The mistakes are already happening with DNA and because this evidence is perported assumed to be infallible innocent people are being arrested.
If this evidence was only used to support other evidence I would see it as a good thing but when it is used as the only evidence then it is very bad.
I think that in the future this DNA witch hunt will be seen for what it is but for now innocent people will be caught up with the guilty.
I love stacking my barbecues in the shed at the end of summer - you can't beat a bit of grill on grill action.
DNA extracted from the region of a fingerprint does not prove that the DNA came from the fingerprint.
Residual DNA coats every surface and depending on the environmental conditions, whether it is inside or outside exposed to the sun, many other sequences will be present.
Current sampling and extraction techniques can not avoid this contamination and if your favorite hangout turns out to be a murder scene, well you are in trouble. While control samples taken at the scene in areas where 'no fingerprints' occur can be taken to test background DNA, it certainly is not foolproof.

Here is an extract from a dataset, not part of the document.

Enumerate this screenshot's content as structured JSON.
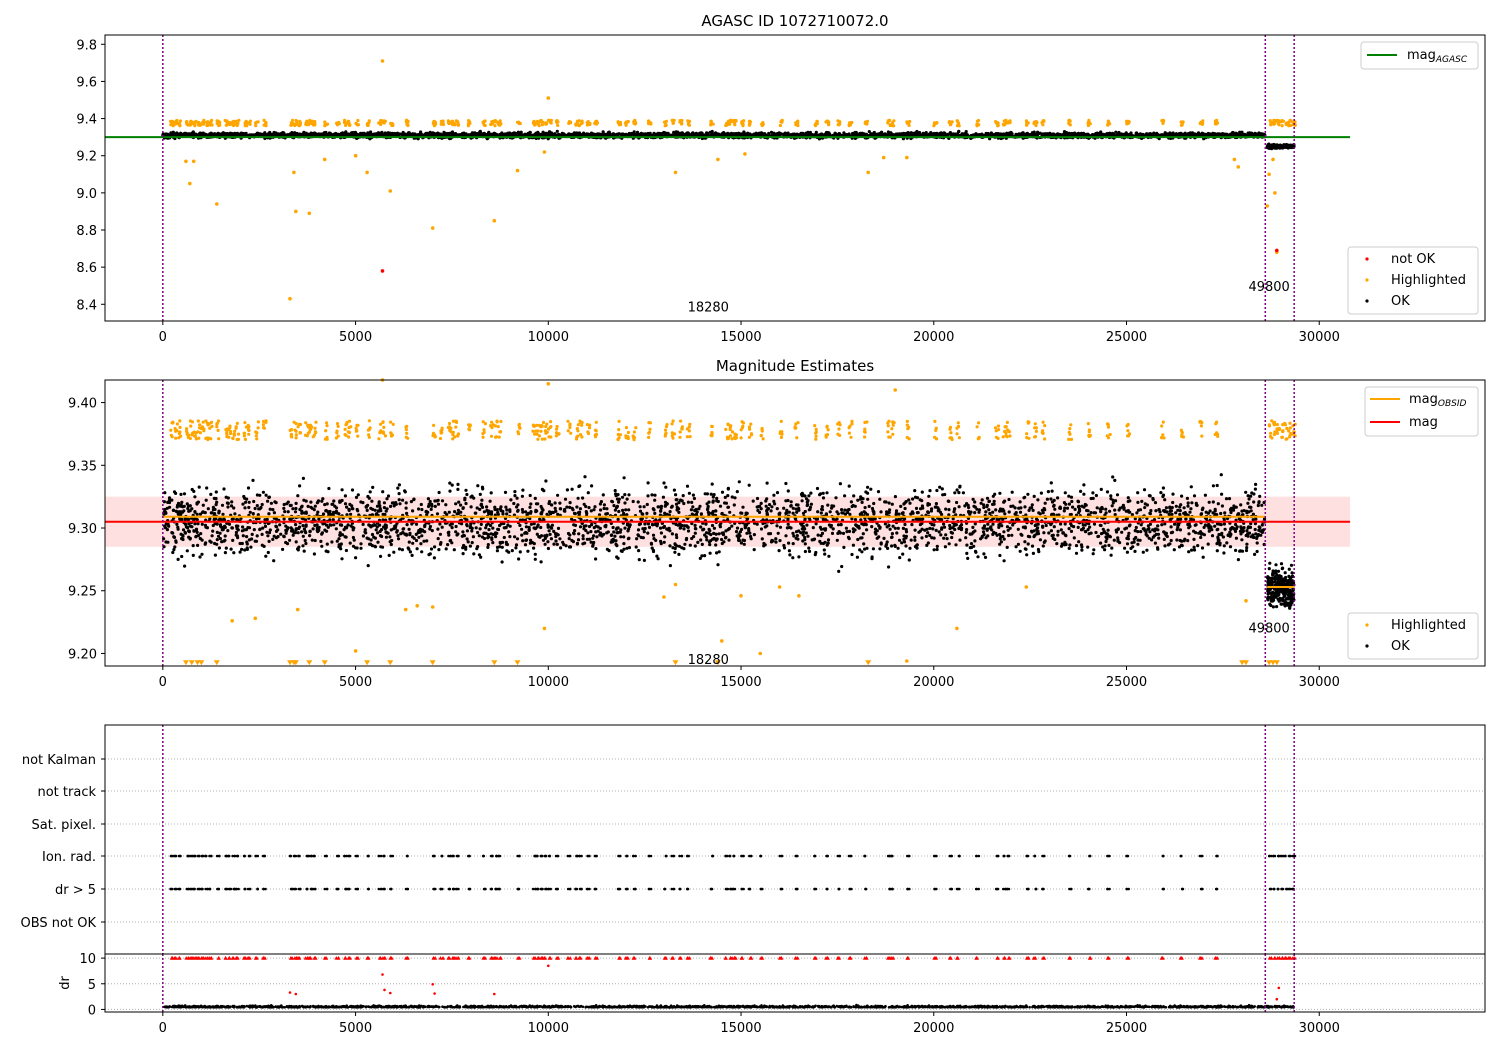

Additionally, races and skin types slough skin at different rates and have significant oil-content differences, so there will also likely be a discrepancy in who gets caught. tough luck.
You say:
This is only true if you get a sufficiently large number of fragments. If you're analyzing someone's entire genome, of course you're right -- the only possible way to get an identical "DNA fingerprint" is on identical twins. But in fact the number of fragments analyzed is fairly small, in the thousands; which means it's possible to get the same analysis out of several million unrelated people, and a much smaller number of closely related people. Considering how many crimes are committed by one family member against another, this is a real concern.
I'm all for DNA analysis as a forensic tool, since it's currently the most accurate tool we have for placing a suspect at the scene of a crime. But it's a long way from perfect. Presumably, as the technology improves and it becomes practical to analyze larger sequences faster, it will get better.
The correlation between ignorance of statistics and using "correlation is not causation" as an argument is close to 1.